El bautismo del Señor
Liturgia dominical
JUAN CARLOS FERNÁNDEZ MENES
Terminamos con esta fiesta el tiempo de Navidad, inmersos de nuevo en la vida cotidiana. El Niño de Belén se nos presenta ya como adulto y, en el hecho de su Bautismo en el Jordán, aparece como portavoz de un proyecto de vida y de salvación, de gracias y renovación. Es como si nos dijera: este mundo puede y debe, tiene que ser, mejor; y se puede hacer: hay una fórmula, una receta, no fácil, pero factible, el Evangelio al que consagro mi vida, los valores del reino que me conducirán a la Cruz, pero que llevan en su misma entraña el germen de una vida sin fin, porque sintonizan con los planes de Dios Padre. O lo que es lo mismo, la formulación perfecta y definitiva de nuestra relación con Dios la encontramos nosotros en Jesús. Por eso optamos por ser cristianos. Y ser cristiano es entonces querer vivir en comunión con la vivencia religiosa de Jesús, con la fe de Jesús, a la que reconocemos como arquetipo y norma común, universal y definitiva de nuestra fe. La fe tiende por su misma esencia a ser respuesta adecuada a una revelación de Dios, a una palabra anunciadora de salvación, de la que nadie más que Jesús ha tenido una experiencia primaria y definitiva. Cualquier intento de profesar la fe cristiana en Dios Salvador tiene que pasar por la mediación de este testimonio primordial. No tenemos revelación a domicilio, según nuestro propio capricho o ingenio.
También la vida del cristiano comienza en el bautismo. En el bautismo el cristiano es hecho hijo de Dios y recibe ya la comunicación del Espíritu. La confirmación no es otra cosa que la confirmación del bautismo, un rito en el que de una manera más expresa se nos confiere el don del Espíritu. Por el bautismo y la confirmación, el cristiano es invitado por Dios a llevar el testimonio de su vida a la realidad del mundo de los hombres. El cristiano no es para el mundo fuerza de Dios, si no promueve la justicia y la liberación de los oprimidos y si no hace todo esto en la debilidad de su servicio, si no se alimenta también, como Cristo, de la voluntad del Padre y si no ve en la voluntad del Padre el servicio al mundo de los hombres. No es con griterío y con ostentación y con poder terreno como el cristiano ha de vivir realmente en el mundo. Su camino no es el de clamar y « vocear por las calles o cascar la caña quebrada y apagar el pábilo vacilante... ». El cristiano ha de ser como el siervo Jesús.
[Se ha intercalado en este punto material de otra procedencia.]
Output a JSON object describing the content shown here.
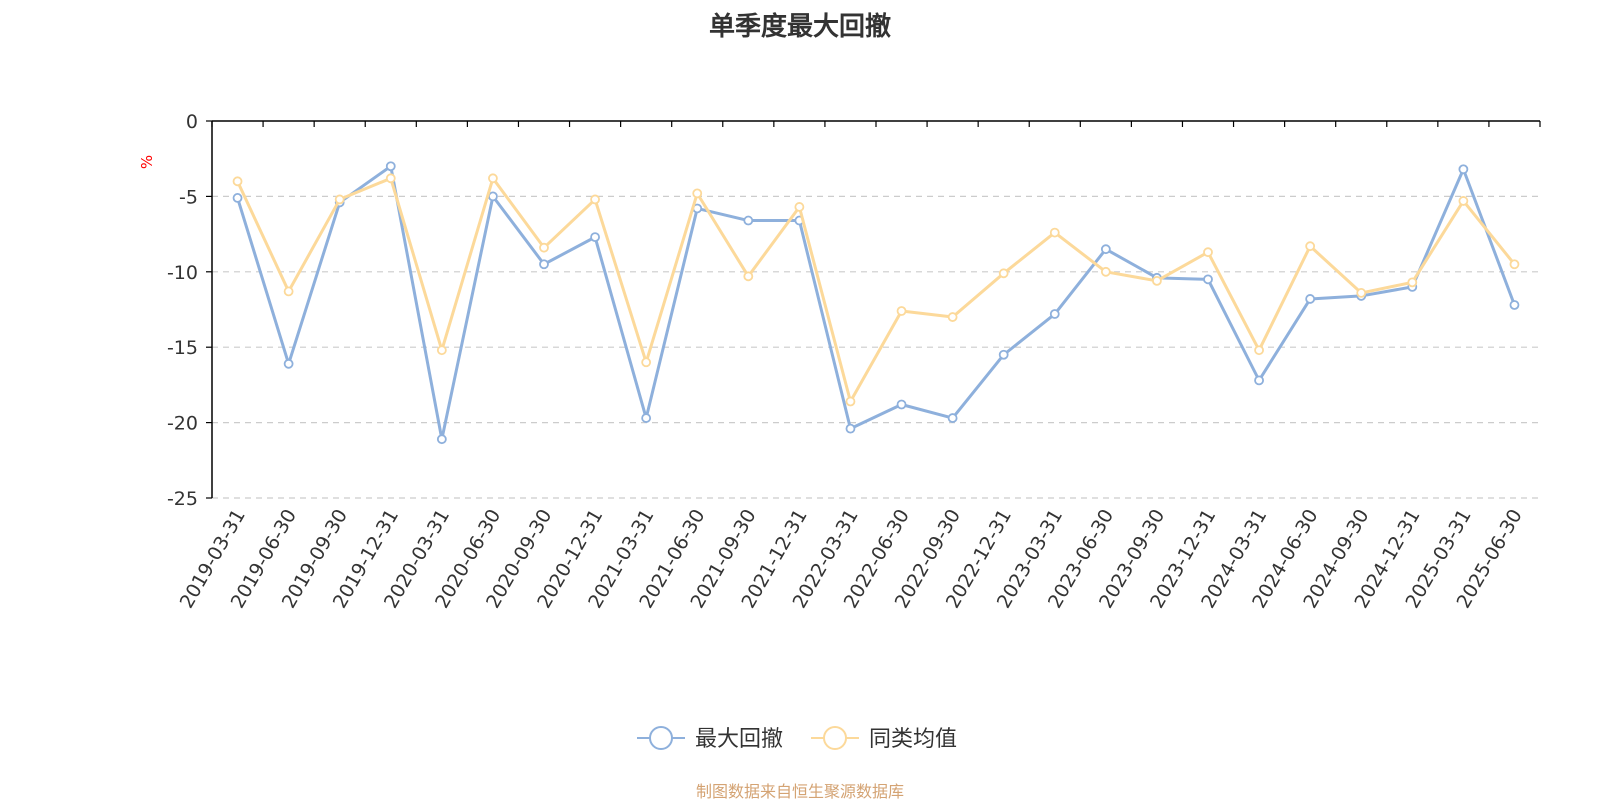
{
  "title": "单季度最大回撤",
  "source_note": "制图数据来自恒生聚源数据库",
  "colors": {
    "series_max_drawdown": "#8eb0dc",
    "series_peer_average": "#fcd99a",
    "axis": "#000000",
    "grid": "#cccccc",
    "unit": "#ff0000",
    "source_note": "#d4a373"
  },
  "chart_data": {
    "type": "line",
    "title": "单季度最大回撤",
    "ylabel": "%",
    "ylim": [
      -25,
      0
    ],
    "yticks": [
      0,
      -5,
      -10,
      -15,
      -20,
      -25
    ],
    "grid": "horizontal-dashed",
    "legend_position": "bottom-center",
    "categories": [
      "2019-03-31",
      "2019-06-30",
      "2019-09-30",
      "2019-12-31",
      "2020-03-31",
      "2020-06-30",
      "2020-09-30",
      "2020-12-31",
      "2021-03-31",
      "2021-06-30",
      "2021-09-30",
      "2021-12-31",
      "2022-03-31",
      "2022-06-30",
      "2022-09-30",
      "2022-12-31",
      "2023-03-31",
      "2023-06-30",
      "2023-09-30",
      "2023-12-31",
      "2024-03-31",
      "2024-06-30",
      "2024-09-30",
      "2024-12-31",
      "2025-03-31",
      "2025-06-30"
    ],
    "series": [
      {
        "name": "最大回撤",
        "values": [
          -5.1,
          -16.1,
          -5.4,
          -3.0,
          -21.1,
          -5.0,
          -9.5,
          -7.7,
          -19.7,
          -5.8,
          -6.6,
          -6.6,
          -20.4,
          -18.8,
          -19.7,
          -15.5,
          -12.8,
          -8.5,
          -10.4,
          -10.5,
          -17.2,
          -11.8,
          -11.6,
          -11.0,
          -3.2,
          -12.2
        ]
      },
      {
        "name": "同类均值",
        "values": [
          -4.0,
          -11.3,
          -5.2,
          -3.8,
          -15.2,
          -3.8,
          -8.4,
          -5.2,
          -16.0,
          -4.8,
          -10.3,
          -5.7,
          -18.6,
          -12.6,
          -13.0,
          -10.1,
          -7.4,
          -10.0,
          -10.6,
          -8.7,
          -15.2,
          -8.3,
          -11.4,
          -10.7,
          -5.3,
          -9.5
        ]
      }
    ]
  }
}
Su bautismo le compromete en esforzarse por llevar el evangelio a la realidad de los hombres. En esta confrontación el cristiano no corre otros riesgos que los del mismo Cristo. Es posible que su vida termine en la cruz, pero cree firmemente que el que muere con Cristo resucitará con él.
Es bueno que nos miremos también en el espejo de Cristo, comparando nuestra vida con el estilo con que El cumplió su vocación. También nosotros, en medio de este mundo, somos ungidos, es decir, señalados, para trabajar por la justicia y la verdad, para hacer triunfar los valores de Dios. Pero no con la violencia o con la impaciencia o con el mal humor, sino con la comprensión, con la servicialidad, y con la entrega total de nosotros mismos.